When scientists first made contact with the Moon, they found something they didn’t expect: every so often those early probes sent to scout landing sites for Apollo astronauts would suddenly begin plummeting toward the lunar surface before pulling back up, suggesting an uneven gravity.

The reason for this phenomenon, researchers hypothesized, had to do with regions of greater mass below the surface, which they took to calling “mascons.”

However, not until scientists from Massachusetts Institute of Technology and Purdue University were able to map the structure of several of these areas did anyone know exactly how mascons were formed.

Using high-resolution gravity data from NASA’s Gravity Recovery and Interior Laboratory (GRAIL) mission, the scientists found that the gravitation fields emanating from mascons resembled a bullseye pattern with a center of strong, or positive, gravity surrounded by alternating rings of negative and positive gravity.

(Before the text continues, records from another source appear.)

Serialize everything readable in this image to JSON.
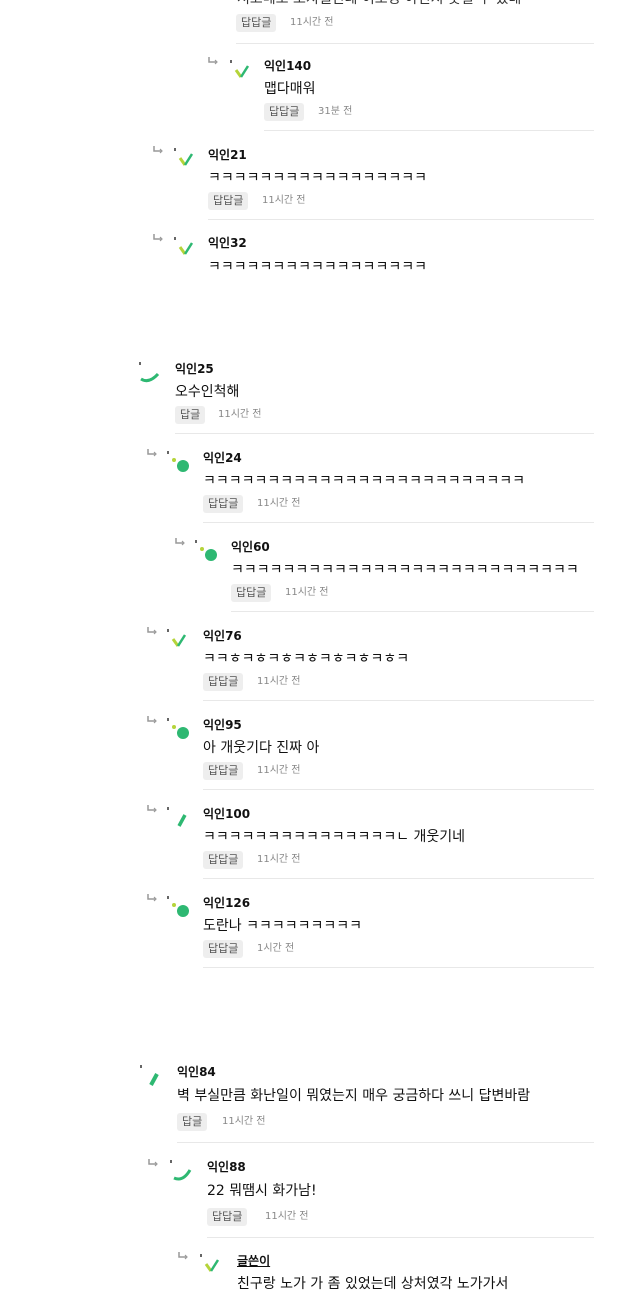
{
  "comments": [
    {
      "nick": "",
      "text": "서코메오 오지겔인데 이오징 아진지 웃길 수 였네",
      "reply_label": "답답글",
      "time": "11시간 전"
    },
    {
      "nick": "익인140",
      "text": "맵다매워",
      "reply_label": "답답글",
      "time": "31분 전"
    },
    {
      "nick": "익인21",
      "text": "ㅋㅋㅋㅋㅋㅋㅋㅋㅋㅋㅋㅋㅋㅋㅋㅋㅋ",
      "reply_label": "답답글",
      "time": "11시간 전"
    },
    {
      "nick": "익인32",
      "text": "ㅋㅋㅋㅋㅋㅋㅋㅋㅋㅋㅋㅋㅋㅋㅋㅋㅋ"
    },
    {
      "nick": "익인25",
      "text": "오수인척해",
      "reply_label": "답글",
      "time": "11시간 전"
    },
    {
      "nick": "익인24",
      "text": "ㅋㅋㅋㅋㅋㅋㅋㅋㅋㅋㅋㅋㅋㅋㅋㅋㅋㅋㅋㅋㅋㅋㅋㅋㅋ",
      "reply_label": "답답글",
      "time": "11시간 전"
    },
    {
      "nick": "익인60",
      "text": "ㅋㅋㅋㅋㅋㅋㅋㅋㅋㅋㅋㅋㅋㅋㅋㅋㅋㅋㅋㅋㅋㅋㅋㅋㅋㅋㅋ",
      "reply_label": "답답글",
      "time": "11시간 전"
    },
    {
      "nick": "익인76",
      "text": "ㅋㅋㅎㅋㅎㅋㅎㅋㅎㅋㅎㅋㅎㅋㅎㅋ",
      "reply_label": "답답글",
      "time": "11시간 전"
    },
    {
      "nick": "익인95",
      "text": "아 개웃기다 진짜 아",
      "reply_label": "답답글",
      "time": "11시간 전"
    },
    {
      "nick": "익인100",
      "text": "ㅋㅋㅋㅋㅋㅋㅋㅋㅋㅋㅋㅋㅋㅋㅋㄴ 개웃기네",
      "reply_label": "답답글",
      "time": "11시간 전"
    },
    {
      "nick": "익인126",
      "text": "도란나 ㅋㅋㅋㅋㅋㅋㅋㅋㅋ",
      "reply_label": "답답글",
      "time": "1시간 전"
    },
    {
      "nick": "익인84",
      "text": "벽 부실만큼 화난일이 뭐였는지 매우 궁금하다 쓰니 답변바람",
      "reply_label": "답글",
      "time": "11시간 전"
    },
    {
      "nick": "익인88",
      "text": "22 뭐땜시 화가남!",
      "reply_label": "답답글",
      "time": "11시간 전"
    },
    {
      "nick": "글쓴이",
      "text": "친구랑 노가 가 좀 있었는데 상처였각 노가가서"
    }
  ],
  "colors": {
    "accent_green": "#2eb872",
    "lime": "#b5d43a",
    "reply_bg": "#eeeeee"
  }
}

They discovered this using GRAIL’s twin probes, Ebb and Flow, which orbited the Moon in tandem, mapping the gravitational field via the changes in distance between themselves.

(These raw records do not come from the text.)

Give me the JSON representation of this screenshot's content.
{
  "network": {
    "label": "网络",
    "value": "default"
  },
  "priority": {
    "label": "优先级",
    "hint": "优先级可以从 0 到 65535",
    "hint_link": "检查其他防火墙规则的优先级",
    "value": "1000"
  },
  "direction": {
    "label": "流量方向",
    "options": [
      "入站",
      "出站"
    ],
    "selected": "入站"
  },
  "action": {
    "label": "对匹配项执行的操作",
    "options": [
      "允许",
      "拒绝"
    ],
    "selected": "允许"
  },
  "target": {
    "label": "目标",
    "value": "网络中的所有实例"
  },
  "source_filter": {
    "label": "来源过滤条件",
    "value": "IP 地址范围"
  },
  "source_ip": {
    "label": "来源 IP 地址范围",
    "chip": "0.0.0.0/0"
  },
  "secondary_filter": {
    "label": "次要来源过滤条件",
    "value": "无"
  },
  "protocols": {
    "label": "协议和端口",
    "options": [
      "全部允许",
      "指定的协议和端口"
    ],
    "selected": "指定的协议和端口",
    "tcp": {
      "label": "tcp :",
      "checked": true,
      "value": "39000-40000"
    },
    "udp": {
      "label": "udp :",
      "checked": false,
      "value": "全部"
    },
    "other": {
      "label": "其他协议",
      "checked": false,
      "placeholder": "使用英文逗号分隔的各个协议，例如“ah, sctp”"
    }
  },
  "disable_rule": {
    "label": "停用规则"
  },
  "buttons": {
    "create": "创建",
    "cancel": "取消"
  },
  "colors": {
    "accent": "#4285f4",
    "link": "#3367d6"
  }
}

Next, in order to discover the reason behind the bullseye, the team created simulations of lunar impacts in basins containing lava and basins without and measured their geological repercussions over short and long periods of time.

Sure enough, their experiments yielded the same bullseye pattern, indicating that when an asteroid crashes into the Moon, it sends material flying out that then creates a dense band of debris around the crater’s perimeter. The impact’s shockwave also plays a role by causing reverberations within the crust that then produce a counterwave drawing dense material from the lunar mantle toward the surface. The result is a dense center within a crater and, after hundreds of millions of years, as the surfaces cools and relaxes, a gravitational bullseye is formed.

All of this, says Maria Zuber of MIT’s Department of Earth, Atmospheric and Planetary Sciences, likely combines to create today’s lunar mascons.

“For the first time, we have a holistic understanding of the process that forms mascons,” Zuber, who was also GRAIL’s principal investigator, said in a press release. “There will be more details that emerge for sure, but the quality of the GRAIL data enabled rapid progress on this longstanding question.”

And ultimately, Zuber believes, understanding what gave rise to lunar mascons may help scientists better understand the evolution not just of the Moon, but other planets as well - including Earth.

For example, she said, the period that gave rise to the mascons was likely the Late Heavy Bombardment, a time marked by a blitz of interplanetary collisions and the beginning of single-celled organisms on Earth.

"So knowing what the effect of the impacts on the thermal state of a planet that early tells us about the extreme conditions under which life took hold," she said.